OBJECTIVES: To estimate the risk of developing cancer in relation to the typical radiation doses received from a range of X-ray guided cardiac catheterisations in children, taking variable survival into account. METHODS: Radiation doses were estimated for 2749 procedures undertaken at five UK hospitals using Monte Carlo simulations. The lifetime attributable risk (LAR) of cancer incidence was estimated using models developed by the Biological Effects of Ionising Radiation committee, based on both normal life expectancy, and as a function of attained age, from 20 to 80 years, to take reduced life expectancy into account. RESULTS: The radiation-related risks from these procedures are dominated by lung and breast cancer (for females). Assuming normal life expectancy, central LAR estimates for cancer incidence, based on median doses, ranged from <1 in 2000 for atrial septal defect occlusions to as high as 1 in 150 for valve replacements. For a reduced life expectancy of 50 years, estimated risks are lower by a factor of around 7. For conditions with especially poor survival (age 20 years), such as hypoplastic left heart syndrome, estimated cancer risks attributable to radiation were <1 in 20 000. CONCLUSIONS: Based on recent UK radiation dose levels, the risk of cancer following cardiac catheterisations is relatively low and strongly modified by survival and the type of procedure. The risk of breast cancer, especially following pulmonary artery angioplasty and valve replacements, is the greatest concern.

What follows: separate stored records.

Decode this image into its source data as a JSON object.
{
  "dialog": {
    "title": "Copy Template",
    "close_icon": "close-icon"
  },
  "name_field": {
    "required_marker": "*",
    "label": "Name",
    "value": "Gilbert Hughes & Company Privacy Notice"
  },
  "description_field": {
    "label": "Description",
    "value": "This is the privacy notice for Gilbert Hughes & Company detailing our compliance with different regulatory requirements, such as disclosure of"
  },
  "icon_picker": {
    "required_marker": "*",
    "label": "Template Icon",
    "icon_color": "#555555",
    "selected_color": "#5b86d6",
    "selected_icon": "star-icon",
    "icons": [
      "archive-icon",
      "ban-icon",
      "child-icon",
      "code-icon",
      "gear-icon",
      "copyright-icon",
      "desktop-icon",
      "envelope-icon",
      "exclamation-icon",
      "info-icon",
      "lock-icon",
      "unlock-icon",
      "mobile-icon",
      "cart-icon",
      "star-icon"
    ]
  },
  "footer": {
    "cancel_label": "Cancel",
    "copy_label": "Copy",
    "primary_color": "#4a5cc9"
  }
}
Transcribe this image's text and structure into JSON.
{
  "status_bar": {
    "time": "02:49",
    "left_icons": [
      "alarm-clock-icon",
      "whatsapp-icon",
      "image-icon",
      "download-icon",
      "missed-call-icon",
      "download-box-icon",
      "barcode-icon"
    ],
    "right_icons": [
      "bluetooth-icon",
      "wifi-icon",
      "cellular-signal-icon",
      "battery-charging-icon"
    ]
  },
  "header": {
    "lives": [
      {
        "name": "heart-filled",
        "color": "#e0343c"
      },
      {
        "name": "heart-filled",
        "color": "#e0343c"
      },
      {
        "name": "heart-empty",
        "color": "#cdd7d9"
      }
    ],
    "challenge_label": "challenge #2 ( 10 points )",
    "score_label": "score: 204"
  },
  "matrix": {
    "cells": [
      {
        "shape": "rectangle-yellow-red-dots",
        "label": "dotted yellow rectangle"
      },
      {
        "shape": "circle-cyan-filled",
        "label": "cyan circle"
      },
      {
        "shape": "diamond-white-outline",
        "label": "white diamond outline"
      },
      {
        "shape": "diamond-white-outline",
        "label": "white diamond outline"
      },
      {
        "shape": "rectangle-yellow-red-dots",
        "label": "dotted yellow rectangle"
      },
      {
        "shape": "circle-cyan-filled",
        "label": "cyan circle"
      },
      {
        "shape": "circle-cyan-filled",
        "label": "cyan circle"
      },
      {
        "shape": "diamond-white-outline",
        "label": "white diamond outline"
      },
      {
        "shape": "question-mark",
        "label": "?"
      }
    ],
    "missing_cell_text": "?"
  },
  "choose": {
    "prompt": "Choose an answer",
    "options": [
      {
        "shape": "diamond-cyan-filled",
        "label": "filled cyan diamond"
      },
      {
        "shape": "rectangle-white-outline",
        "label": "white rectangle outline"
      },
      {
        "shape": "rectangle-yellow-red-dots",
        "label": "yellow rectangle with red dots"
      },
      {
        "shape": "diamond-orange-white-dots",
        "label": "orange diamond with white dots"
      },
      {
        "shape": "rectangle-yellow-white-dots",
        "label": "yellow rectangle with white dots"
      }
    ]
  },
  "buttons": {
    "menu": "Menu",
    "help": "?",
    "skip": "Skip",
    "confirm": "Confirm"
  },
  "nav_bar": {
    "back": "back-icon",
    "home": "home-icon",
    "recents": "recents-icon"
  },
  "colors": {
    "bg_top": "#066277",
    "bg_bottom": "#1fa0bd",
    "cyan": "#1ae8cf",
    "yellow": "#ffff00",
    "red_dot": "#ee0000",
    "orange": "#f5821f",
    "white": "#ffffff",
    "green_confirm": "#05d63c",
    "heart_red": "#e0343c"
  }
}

Projected cancer risks potentially related to past, current, and future practices in paediatric CT in the United Kingdom, 1990-2020.

BACKGROUND: To project risks of developing cancer and the number of cases potentially induced by past, current, and future computed tomography (CT) scans performed in the United Kingdom in individuals aged <20 years. METHODS: Organ doses were estimated from surveys of individual scan parameters and CT protocols used in the United Kingdom. Frequencies of scans were estimated from the NHS Diagnostic Imaging Dataset. Excess lifetime risks (ELRs) of radiation-related cancer were calculated as cumulative lifetime risks, accounting for survival probabilities, using the RadRAT risk assessment tool. RESULTS: In 2000-2008, ELRs ranged from 0.3 to 1 per 1000 head scans and 1 to 5 per 1000 non-head scans. ELRs per scan were reduced by 50-70% in 2000-2008 compared with 1990-1995, subsequent to dose reduction over time. The 130 750 scans performed in 2015 in the United Kingdom were projected to induce 64 (90% uncertainty interval (UI): 38-113) future cancers. Current practices would lead to about 300 (90% UI: 230-680) future cancers induced by scans performed in 2016-2020. CONCLUSIONS: Absolute excess risks from single exposures would be low compared with background risks, but even small increases in annual CT rates over the next years would substantially increase the number of potential subsequent cancers.